Re: Split Stack performance, signals
- From: Anders Oleson <anders at openpuma dot org>
- To: Ian Lance Taylor <iant at google dot com>, keithr at alum dot mit dot edu, gcc at gcc dot gnu dot org
- Date: Wed, 16 Sep 2015 01:18:14 -0700
- Subject: Re: Split Stack performance, signals
- Authentication-results: sourceware.org; auth=none
- References: <CAKTo2EkTGrb9_ucRVXOVB3FBiVBcqW6qOkHKuxUhZfdFPrjQBA at mail dot gmail dot com> <CAKOQZ8yKXP-75PkEgxqrDMjOqXxUVfe-MRG3o3byUR4AAPSt2g at mail dot gmail dot com>
>> prolog overhead, no call to __morestack : < 1 clock
>> stock call to __morestack (hot): > 4000 clocks
>> without signal blocking: < 60 clocks
>> potential best case: < 6 clocks
> This sounds great.
The data structure I was experimenting with ended up to be not very
different than struct stack_segment. So I am adapting my standalone
test to morestack.S in libgcc. It may not achieve quite 6 clock cycles
within the existing framework, but it should be pretty close. But it
will be useful enough as a larger scale test to be worth a little
effort attempting it.
I also played with using the modulo page-size lower boundary (option
#5) instead. It would have solved one problem with atomic updates but
not all, and but would require very finicky book-keeping. FWIW, it
caused the prolog to slow down just slightly but was actually around
50% shorter. So using fs:0x70 still appears the best performance and a
good balance overall.
How difficult is it to modify the prologs that get generated? I think
I found the code that does that in i386.c and i386.md, but it is
pretty cryptic to me. Any pointers? I know exactly what I want the
assembler to look like. If so I can reduce the overhead from 36 bytes
to 27 for best performance and 21 for best size.

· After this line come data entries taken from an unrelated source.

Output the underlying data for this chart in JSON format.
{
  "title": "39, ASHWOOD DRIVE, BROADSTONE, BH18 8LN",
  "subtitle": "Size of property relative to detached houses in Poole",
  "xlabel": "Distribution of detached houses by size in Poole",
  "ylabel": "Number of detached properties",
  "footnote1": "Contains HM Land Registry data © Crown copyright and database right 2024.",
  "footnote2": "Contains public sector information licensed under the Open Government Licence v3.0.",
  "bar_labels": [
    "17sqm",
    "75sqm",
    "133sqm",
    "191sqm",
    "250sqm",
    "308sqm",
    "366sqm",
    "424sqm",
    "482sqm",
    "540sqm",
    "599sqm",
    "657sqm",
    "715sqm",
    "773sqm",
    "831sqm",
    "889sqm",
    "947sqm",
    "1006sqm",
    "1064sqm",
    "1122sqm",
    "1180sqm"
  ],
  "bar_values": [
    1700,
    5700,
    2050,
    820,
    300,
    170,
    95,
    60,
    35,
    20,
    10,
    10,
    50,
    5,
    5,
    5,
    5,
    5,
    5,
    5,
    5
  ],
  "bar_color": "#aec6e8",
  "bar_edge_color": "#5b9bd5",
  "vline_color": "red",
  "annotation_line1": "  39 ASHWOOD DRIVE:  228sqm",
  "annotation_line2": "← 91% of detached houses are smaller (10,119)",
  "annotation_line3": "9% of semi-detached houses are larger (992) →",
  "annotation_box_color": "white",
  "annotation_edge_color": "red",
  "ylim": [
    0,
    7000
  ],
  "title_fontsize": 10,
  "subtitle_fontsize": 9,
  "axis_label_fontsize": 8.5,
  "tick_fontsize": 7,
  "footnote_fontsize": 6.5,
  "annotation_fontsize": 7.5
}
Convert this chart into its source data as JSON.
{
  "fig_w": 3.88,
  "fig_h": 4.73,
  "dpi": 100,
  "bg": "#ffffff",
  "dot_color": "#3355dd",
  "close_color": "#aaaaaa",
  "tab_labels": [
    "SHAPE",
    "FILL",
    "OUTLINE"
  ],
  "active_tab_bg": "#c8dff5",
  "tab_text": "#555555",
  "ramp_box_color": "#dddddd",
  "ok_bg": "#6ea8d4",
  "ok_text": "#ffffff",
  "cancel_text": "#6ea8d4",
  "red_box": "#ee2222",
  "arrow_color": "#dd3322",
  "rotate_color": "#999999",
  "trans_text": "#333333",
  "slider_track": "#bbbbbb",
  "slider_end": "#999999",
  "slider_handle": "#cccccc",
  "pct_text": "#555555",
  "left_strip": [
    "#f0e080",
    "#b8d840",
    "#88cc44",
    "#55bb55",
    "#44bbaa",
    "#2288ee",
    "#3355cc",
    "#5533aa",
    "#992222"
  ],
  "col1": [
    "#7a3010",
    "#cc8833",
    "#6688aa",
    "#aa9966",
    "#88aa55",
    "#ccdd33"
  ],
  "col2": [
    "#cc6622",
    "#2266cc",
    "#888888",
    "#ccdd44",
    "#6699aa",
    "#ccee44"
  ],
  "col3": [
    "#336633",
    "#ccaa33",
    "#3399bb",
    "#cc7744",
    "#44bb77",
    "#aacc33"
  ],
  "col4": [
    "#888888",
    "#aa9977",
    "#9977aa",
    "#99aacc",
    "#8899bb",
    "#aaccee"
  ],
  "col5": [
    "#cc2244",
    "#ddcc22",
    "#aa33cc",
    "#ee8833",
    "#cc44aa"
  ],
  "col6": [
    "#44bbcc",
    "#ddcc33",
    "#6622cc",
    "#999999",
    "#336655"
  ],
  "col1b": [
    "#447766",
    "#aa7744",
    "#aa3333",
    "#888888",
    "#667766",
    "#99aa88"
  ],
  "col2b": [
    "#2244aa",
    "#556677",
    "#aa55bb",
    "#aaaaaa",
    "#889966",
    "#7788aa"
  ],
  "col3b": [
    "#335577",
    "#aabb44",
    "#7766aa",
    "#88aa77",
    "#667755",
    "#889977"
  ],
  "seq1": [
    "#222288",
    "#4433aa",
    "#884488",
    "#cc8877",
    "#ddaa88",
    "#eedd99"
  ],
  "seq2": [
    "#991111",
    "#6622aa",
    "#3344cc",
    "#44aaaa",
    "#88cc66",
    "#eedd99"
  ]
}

I have not yet played with Go. Keith mentioned having seen issues with
performance variations - is there a representative Go project that I
could build as a good full scale test/benchmark with gccgo? I tried
compiling GCC itself with the _stock_ -fsplit-stack by adding it to
BOOT_CFLAGS. It did not go well. One of the code generator programs
bombed, but it didn't expect it to work easily. Maybe a bit less
*full* scale of a test than that ;)